В глазах её вспыхнули и тотчас погасли зелёные искорки, она обняла его за шею и, поцеловав, шепнула на ухо:
– Не бойся!
– Чего? – спросил Назаров, тоже обняв её, а она, крепко прижимаясь к нему грудью, томно прикрыв глаза, маня и обещая, сказала:
– Ничего не бойся! Ой, люблю я тебя до смерти!
И, вдруг обессилев, тяжело повисла в его руках.
У него сладко кружилась голова, сердце буйно затрепетало, он обнимал её всё крепче, целуя открытые горячие губы, сжимая податливое мягкое тело, и опрокидывал его на землю, но она неожиданно, ловким движением выскользнула из его рук и, оттолкнув, задыхаясь, крикнула подавленно:
– Иди, уходи!
Он, шатаясь, пошёл к ней.
– Уходи, Николай! – снова крикнула она. – Не могу я… ну тебя…
Глядя на неё пьяными глазами, обессиленный возбуждением, он пробормотал:
– Доведёшь ты меня… додразнишь до греха, гляди, Христина…
И, круто отвернувшись, пошёл сквозь кусты к лодке.
Когда он оттолкнулся от берега, то увидал над зеленью кустарника её лицо: возбуждённое, глазастое, с полуоткрытыми улыбкой губами, оно было как большой розовый цветок. Простоволосая, с толстой косою на груди, она махала ему платком, рука её двигалась утомлённо, неверно, и можно было думать, что девушка зовёт его назад.
Крепко стиснув вёсла, он погрузил их в реку и рванул к себе, громко, озлобленно крякнув.
– Вечером-то увидимся ли? – негромко сказала Христина.
Он не ответил, яростно взрывая воду вёслами.
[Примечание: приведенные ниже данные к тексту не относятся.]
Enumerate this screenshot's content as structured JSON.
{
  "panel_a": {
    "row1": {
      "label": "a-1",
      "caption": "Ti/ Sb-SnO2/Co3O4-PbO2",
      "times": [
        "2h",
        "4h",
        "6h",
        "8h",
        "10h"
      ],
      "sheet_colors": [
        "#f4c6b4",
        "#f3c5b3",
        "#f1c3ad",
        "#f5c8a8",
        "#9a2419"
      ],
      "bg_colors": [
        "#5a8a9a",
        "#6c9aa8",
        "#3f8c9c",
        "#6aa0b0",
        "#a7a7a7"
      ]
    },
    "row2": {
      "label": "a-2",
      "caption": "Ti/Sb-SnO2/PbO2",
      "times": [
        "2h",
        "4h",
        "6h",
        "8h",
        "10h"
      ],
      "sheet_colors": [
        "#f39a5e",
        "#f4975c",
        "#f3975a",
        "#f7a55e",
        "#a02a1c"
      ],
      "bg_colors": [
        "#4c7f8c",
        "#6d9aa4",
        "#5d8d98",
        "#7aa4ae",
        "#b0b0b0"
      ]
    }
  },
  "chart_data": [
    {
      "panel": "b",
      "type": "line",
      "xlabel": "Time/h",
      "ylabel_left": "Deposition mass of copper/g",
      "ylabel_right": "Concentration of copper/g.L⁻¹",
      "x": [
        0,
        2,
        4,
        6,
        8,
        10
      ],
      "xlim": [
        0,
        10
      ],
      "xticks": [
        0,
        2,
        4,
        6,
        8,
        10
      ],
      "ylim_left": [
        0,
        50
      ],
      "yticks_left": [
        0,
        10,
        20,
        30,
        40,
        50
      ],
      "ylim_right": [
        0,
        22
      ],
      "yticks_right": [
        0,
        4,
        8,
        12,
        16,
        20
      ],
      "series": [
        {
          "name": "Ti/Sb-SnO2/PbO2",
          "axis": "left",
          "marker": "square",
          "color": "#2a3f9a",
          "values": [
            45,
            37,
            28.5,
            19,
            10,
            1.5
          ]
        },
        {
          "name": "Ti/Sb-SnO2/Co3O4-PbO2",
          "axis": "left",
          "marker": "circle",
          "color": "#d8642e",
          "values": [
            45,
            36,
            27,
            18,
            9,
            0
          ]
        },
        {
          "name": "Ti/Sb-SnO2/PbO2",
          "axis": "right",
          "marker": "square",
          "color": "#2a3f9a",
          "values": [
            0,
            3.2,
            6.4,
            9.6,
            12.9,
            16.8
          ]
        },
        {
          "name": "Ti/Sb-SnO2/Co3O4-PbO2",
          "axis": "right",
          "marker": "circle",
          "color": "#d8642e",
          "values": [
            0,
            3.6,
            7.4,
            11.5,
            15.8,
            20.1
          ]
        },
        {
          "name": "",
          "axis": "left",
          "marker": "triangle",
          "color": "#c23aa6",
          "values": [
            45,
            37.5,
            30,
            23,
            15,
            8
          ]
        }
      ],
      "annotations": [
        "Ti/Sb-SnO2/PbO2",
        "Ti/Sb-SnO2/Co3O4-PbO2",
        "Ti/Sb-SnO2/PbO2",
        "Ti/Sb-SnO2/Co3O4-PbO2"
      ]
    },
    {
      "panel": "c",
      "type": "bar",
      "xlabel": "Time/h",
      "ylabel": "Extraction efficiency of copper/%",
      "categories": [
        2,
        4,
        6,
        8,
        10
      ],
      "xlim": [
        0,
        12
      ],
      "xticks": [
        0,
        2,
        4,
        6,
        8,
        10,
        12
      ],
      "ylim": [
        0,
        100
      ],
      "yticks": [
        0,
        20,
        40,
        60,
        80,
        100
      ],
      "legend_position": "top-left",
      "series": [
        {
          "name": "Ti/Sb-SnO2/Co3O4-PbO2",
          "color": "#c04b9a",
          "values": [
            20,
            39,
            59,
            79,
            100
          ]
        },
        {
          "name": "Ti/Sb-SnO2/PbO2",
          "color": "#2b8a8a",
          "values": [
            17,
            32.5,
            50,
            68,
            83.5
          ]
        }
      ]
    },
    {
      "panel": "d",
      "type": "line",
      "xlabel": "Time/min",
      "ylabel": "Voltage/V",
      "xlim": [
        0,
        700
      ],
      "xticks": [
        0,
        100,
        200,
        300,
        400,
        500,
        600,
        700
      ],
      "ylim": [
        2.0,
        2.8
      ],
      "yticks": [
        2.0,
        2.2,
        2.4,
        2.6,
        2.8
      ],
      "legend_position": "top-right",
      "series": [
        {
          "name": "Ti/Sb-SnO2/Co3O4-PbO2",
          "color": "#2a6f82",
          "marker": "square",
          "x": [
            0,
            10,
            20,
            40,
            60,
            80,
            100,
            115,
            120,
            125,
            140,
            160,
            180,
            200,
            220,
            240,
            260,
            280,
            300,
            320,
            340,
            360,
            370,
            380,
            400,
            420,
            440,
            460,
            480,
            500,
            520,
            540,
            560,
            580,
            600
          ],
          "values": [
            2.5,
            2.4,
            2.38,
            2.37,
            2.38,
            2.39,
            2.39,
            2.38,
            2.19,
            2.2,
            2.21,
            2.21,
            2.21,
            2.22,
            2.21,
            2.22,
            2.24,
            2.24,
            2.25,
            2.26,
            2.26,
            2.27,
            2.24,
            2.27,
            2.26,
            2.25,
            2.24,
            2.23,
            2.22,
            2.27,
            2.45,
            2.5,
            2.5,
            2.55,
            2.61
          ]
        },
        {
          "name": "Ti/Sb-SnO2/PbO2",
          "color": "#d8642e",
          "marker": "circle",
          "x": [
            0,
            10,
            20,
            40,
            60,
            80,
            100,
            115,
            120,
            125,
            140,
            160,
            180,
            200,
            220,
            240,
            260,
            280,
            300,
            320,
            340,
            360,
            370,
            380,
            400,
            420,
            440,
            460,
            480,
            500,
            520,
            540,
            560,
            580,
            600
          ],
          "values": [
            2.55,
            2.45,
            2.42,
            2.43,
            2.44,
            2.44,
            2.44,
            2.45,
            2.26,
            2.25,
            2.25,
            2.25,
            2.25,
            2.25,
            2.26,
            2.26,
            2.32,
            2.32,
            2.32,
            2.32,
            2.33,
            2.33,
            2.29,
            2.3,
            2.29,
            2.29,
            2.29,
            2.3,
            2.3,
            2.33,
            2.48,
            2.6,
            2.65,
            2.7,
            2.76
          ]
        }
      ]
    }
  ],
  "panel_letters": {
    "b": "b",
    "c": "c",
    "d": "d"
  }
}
Доплыв до села, он вышел на берег и, подавленный смутным, тревожным желанием, которое и запрещало ему идти домой и влекло туда, – пошёл повидаться с учителем Покровским.
Павел Иванович, щуплый, сухонький человечек с длинным черепом и козлиной бородкой на маленьком лице, наскоро склеенном из мелких, разрозненных костей, обтянутых сильно изношенной кожей, пил чай со Степаном Рогачёвым, парнем неуклюжим, скуластым, как татарин, с редкими, точно у кота, усами и гладко остриженною после тифа головою.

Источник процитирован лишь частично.